Highlights & Insights¶
- Retrieval-augmented generation paradigm — Applying the generative model to only a small number of frames while sourcing the majority from real video is highly practical given the current imperfections of generative models. This strategy is transferable to other quality-critical video editing scenarios.
- Progressive condition training — A general strategy for resolving identity consistency issues in multi-condition joint training. The principle of learning strong conditions before weak conditions is directly applicable to other pose-to-video or audio-to-video tasks.
- UNet-style redesign of MDM — Introducing skip connections into diffusion Transformers is a simple yet effective modification, broadly applicable to generation tasks requiring fine-grained detail preservation.
Limitations & Future Work¶
- Handling dynamic backgrounds depends on an additional foreground separation and background generation module, precluding an end-to-end formulation.

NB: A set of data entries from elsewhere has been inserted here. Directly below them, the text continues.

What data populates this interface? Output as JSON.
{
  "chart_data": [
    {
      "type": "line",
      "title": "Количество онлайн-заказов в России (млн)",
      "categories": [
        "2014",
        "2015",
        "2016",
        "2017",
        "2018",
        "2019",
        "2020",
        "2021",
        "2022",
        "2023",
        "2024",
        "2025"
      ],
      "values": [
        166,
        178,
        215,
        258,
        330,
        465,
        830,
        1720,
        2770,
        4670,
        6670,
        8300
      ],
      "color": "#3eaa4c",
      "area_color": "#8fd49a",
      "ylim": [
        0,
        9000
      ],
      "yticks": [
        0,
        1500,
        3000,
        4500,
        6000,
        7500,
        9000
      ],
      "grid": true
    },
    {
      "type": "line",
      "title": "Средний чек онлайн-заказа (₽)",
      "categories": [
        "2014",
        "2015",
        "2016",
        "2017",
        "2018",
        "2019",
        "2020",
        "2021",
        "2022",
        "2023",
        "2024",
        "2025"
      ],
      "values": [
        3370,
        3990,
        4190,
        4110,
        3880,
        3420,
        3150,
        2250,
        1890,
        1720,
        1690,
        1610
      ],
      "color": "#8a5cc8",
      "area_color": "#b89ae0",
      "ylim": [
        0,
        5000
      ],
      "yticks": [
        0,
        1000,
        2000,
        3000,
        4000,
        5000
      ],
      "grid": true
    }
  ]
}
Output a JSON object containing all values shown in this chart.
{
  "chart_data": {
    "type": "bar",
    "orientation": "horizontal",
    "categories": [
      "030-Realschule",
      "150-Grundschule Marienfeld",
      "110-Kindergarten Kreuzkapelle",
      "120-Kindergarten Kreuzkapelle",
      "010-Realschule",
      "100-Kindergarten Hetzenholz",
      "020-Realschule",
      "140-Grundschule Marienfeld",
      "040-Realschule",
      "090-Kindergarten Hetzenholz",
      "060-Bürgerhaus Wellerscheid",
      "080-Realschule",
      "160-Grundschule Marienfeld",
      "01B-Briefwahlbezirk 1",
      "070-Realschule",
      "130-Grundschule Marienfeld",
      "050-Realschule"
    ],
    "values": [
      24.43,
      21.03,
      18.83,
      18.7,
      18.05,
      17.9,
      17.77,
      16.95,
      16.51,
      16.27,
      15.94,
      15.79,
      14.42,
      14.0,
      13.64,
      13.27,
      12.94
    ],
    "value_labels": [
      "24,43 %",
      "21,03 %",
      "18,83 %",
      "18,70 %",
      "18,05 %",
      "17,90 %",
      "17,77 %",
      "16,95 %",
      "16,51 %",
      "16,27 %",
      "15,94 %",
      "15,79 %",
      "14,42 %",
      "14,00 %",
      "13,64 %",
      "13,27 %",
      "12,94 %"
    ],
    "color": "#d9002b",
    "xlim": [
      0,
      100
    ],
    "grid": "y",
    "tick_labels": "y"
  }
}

- Cross-modal alignment preference in gesture and action label tasks is only approximately 45–47%, indicating room for improvement in conditional alignment beyond dance scenarios.
- The system engineering complexity is high; the four-stage pipeline lacks elegance.
- The path search algorithm for conditioning signals relies on heuristic rules and may not be globally optimal.
Related Work & Insights¶
- vs GVR/TANGO: These methods handle only linear motion interpolation for conversational gestures and are limited to static backgrounds. Video Motion Graphs extends retrieval-based generation to general human motion via MDM and progressive training.
- vs DanceAnyBeat: This generative dance method is strongly preferred by users in texture quality compared to Video Motion Graphs (82.10% preference), highlighting the quality advantage of retrieval-based approaches.
- vs DCInterp/ACInterp: Diffusion-based frame interpolation methods using linear motion guidance suffer from degraded frame quality in dynamic scenarios due to incorrect motion trajectories.
Rating¶
- Novelty: ⭐⭐⭐⭐ The combination of motion graphs and diffusion-based frame interpolation constitutes a novel engineered system; the progressive training strategy offers genuine insight.
- Experimental Thoroughness: ⭐⭐⭐⭐⭐ Includes objective metrics, a user study with 82 participants, multi-task evaluation, and detailed ablations.
- Writing Quality: ⭐⭐⭐⭐ System description is clear, though the overall pipeline is complex.
- Value: ⭐⭐⭐⭐ Strong practical utility with support for real-time generation and keyframe editing; promising industrial applications.